Unmapped human genome sequences. In addition to new variants, we identified 4,876 unique Human, or human-like contigs (supporting information) assembled from 3.26 Mb of non-reference (hg38 build) sequences (“unmapped reads”). On average, we identified 0.71 Mb of non-reference sequences per genome. A total of 1.89 Mb of the non-redundant sequences could be mapped to known human sequences in GenBank (though not in the hg38 reference assembly). An additional 0.18 Mb mapped to primate sequences in the NCBI nt database. There are 1.17 Mb that did not have a known match in nt or nr databases. The GC content and dinucleotide bias of the unknown contigs reflect the patterns of human sequences. However, we also identified successfully mapped Eukaryotic, Prokaryotic and viral contigs that had indistinguishable metrics from human contigs (Fig. S9). Therefore, it remains difficult to solve bioinformatically the nature of unmapped human-like reads-they may simply result from contamination (27). Much of the non-reference sequence is shared with hominins. The unmapped contigs were compared to Neanderthal and Denisovan sequencing reads that did not map to hg38. There were 0. 96 Mb covered by Neanderthal reads and 1.18 Mb covered by Denisovan reads. In addition, 0.82 Mb are not in hg38 primary assembly, but in the “alt” sequences or subsequent patches (Fig. 4C).
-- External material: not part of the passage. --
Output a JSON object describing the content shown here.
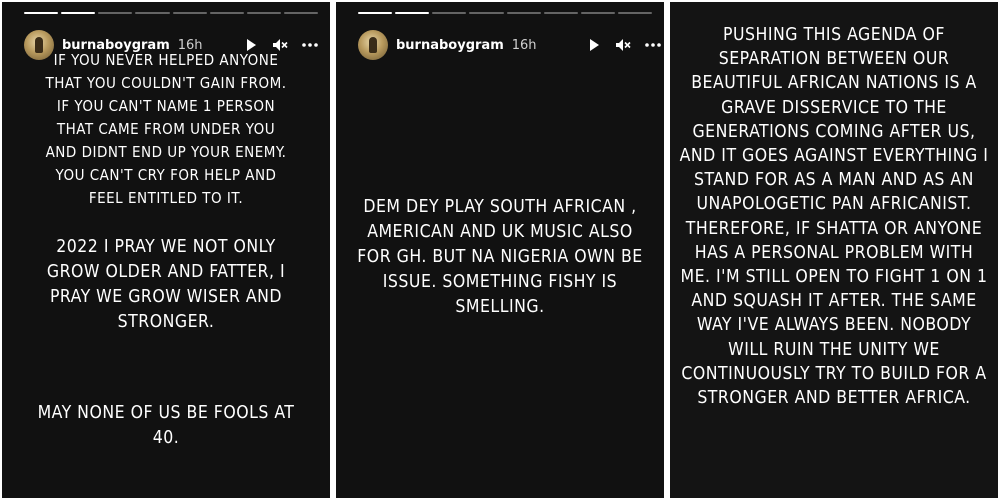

The presence in some individuals of novel sequence content that is also found among unmapped reads from Denisovan and Neanderthal genomes and in non-human primates reinforce the notion that the human genome is larger and more distributed than what is currently represented by a single (hg38) reference genome.
Conclusions
The goal of clinical use of the genome requires standards for sequencing, analysis, and interpretation. Our work specifically addresses the first two steps: sequencing and sequence analysis. The performance of the platform, implemented in full production mode, improves on recent benchmarks for the accurate interpretation of next-generation DNA sequencing in the clinical setting (26, 28, 29). This is needed for laboratory standards, for regulatory purposes, and for clinical diagnostics and research. The third step-interpretation-remains a major issue given the many types of genetic evidence that laboratories consider. Initiatives such as ClinVar, and policies and guidelines (10, 30) set standards for clinical interpretation.
This report also extends prior efforts at genome and exome sequencing by detailing the distribution of human variation in the non-coding genome. The amount of data supports the discovery of sites in the genome that are intolerant to variation. The 10,545 genomes provide estimates of the rate of discovery of new SNVs, and complements the human genome by more than 3Mb through the identification of non-reference and of putative human-like sequences. These data anticipate the relentless accumulation of rare variants and the scale of observable mutagenesis of the human genome.
Materials and Methods
Detailed material and methods are provided in SI Materials and Methods.
Contributions
J.C.V. conceived the study. A.T. led the analyses. L.C.T.L., J. di I., E.H.M.W., E.F.K., A.M., N.S., and C.X., performed the analyses. W.H.B., M.F. and E.S. led the sequencing process. N.B., G.M., M.D.S., S.C.B, C.G., and C.M., built informatic annotation and technology infrastructures, B.A.P., F.J.O, and Y.T. supervised reseach.
Acknowledgements
Access to the NA12878 replicates and to genome data is being provided as described in SI Materials. We thank Drs. Thomas Caskey and Michael Hicks for useful commentaries.